Friday, July 26, 2013

What significant impressions lead Eveline to remain behind?"Eveline" by James Joyce

"Eveline" in Dubliners, a collection of stories in which James Joyce portrays the tragic Irish in what have been called "truths of human experience" as Joyce discerned the Irish in a defeated, colonial city.  The fragmentary sketches of characters reflect the social climate of Dublin, a city occupied by the British.  In his introduction to Joyce's Dubliners, Terence Brown writes,



Those truths provoked anger, an almost vindictive rejection of the Ireland that would or could not transcend them, the satiric shudder of recoil from the terrible and cruel squalor of so much that takes place in these tales (marital abuse, violence against a child, sexual exploitation and entrapment, casual political corruption, religious hypocrisy).



As one of these stories, "Eveline gives a sketchy portrait of a young woman who is indecisive and subservient.  She dreams of receiving respect from people in a new home in a distant country: "She would not be treated as her mother had been." Yet, as she comtemplates her new life, "now that she was about to leave it she did not find it a wholly undesirable life."

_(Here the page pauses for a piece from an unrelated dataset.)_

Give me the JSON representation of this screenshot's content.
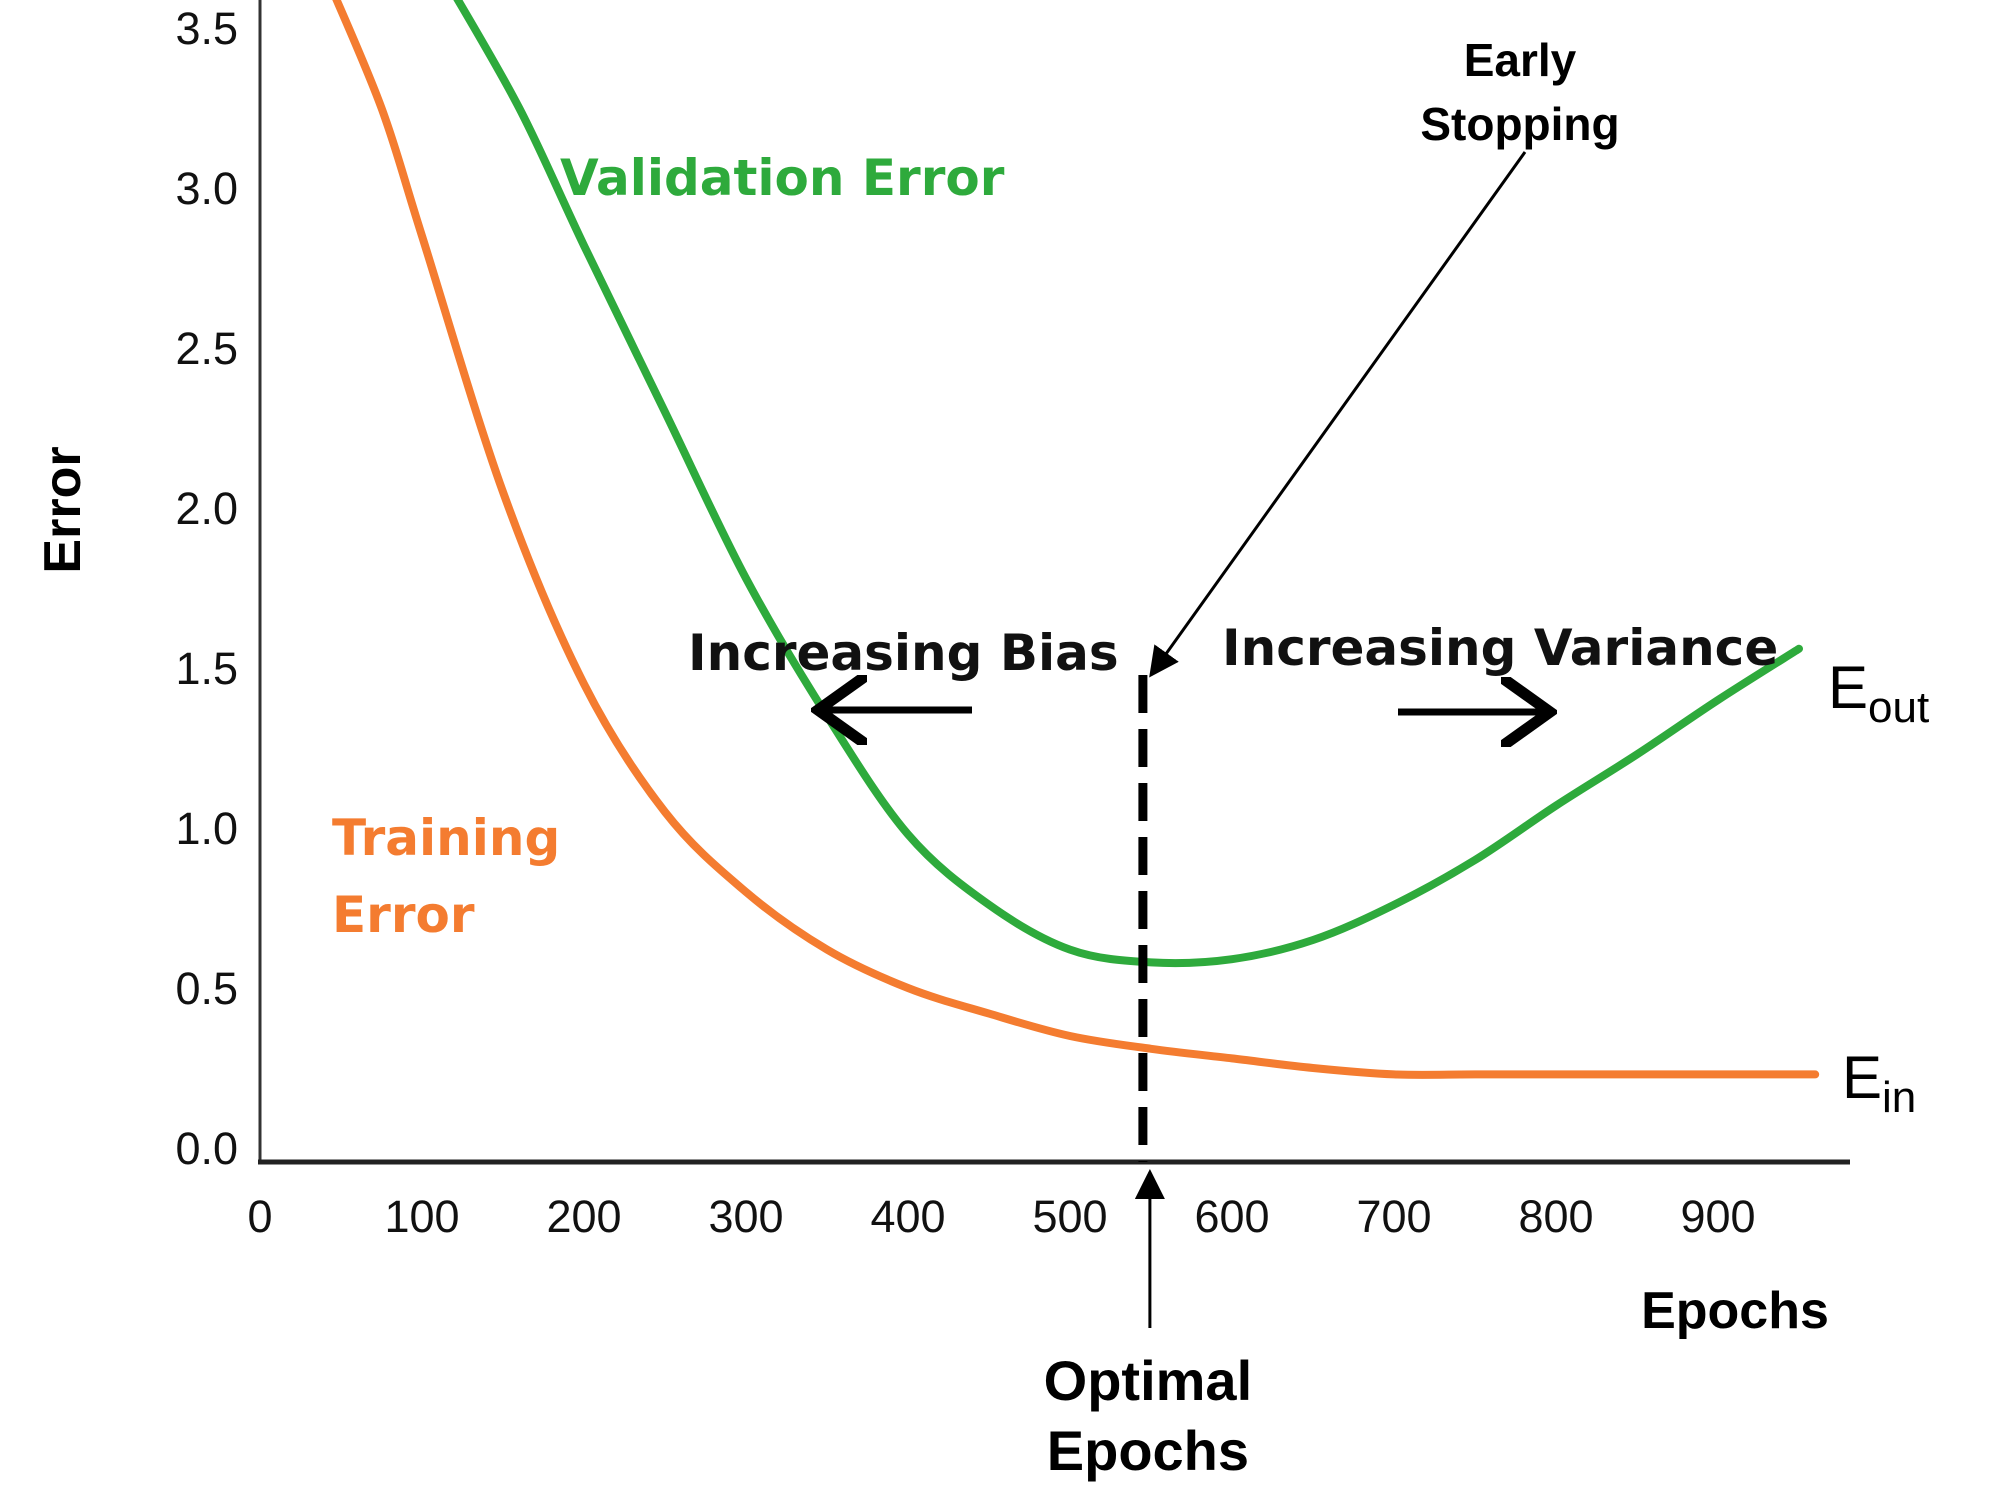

Somewhat circumspect is the young man who wishes to take her to Buenos Ayres where he has a home.  With this man taking her to such a faraway place, the suggestion of Joyce is that the girl's leaving would be more exile than voyage with the man that she must meet secretly.  That Eveline lacks conviction on her departure is partly because her father has "found out about the affair and forbidden her to have anything to say to him." So, she has to meet him secretly.


One evening Eveline, realizing that "her time was running out," sits by the window, leaning her head against the window curatin where there is a odour of dusty cretonne., which suggests the death of her dream.  This smell of funeral homes reminds him of Eveline's mother and her promise to her to keep the home together:



A bell clanged upon her heart.



In an epiphany, Eveline realizes that she canot



As she mused the pitiful vision of her mother's life laid its spell on the very quick of her being--that life of commonplace sacrifices closing in final craziness.



Unconvinced, Eveline repeats in her mind, "Frank would save her."  But, she remembers her brother, who will be left alone with the father, to fend for himself.  Still, Eveline reminds herself, "Could she still draw back after all he had done for her? 



A bell clanged upon her heart.  She felt him seize her hand.


All the seas of the world tumbeld about her heart.  He was drawing her into them.  She gripped with both hands at the iron railing.



Having arrived at the station on the appointed day, Eveline is surrounds by brown baggage, a color reflective of her life.  The "black mass of the boat" are caught by the eye of Eveline as she prays to God to direct her.  But as Frank calls to her Eveline experiences an epiphany, the moment in which she realizes that she cannot abandon the promise to her mother, nor can she expose her brother to the sexual abuse that she has suffered.  She must stay to protect her brother.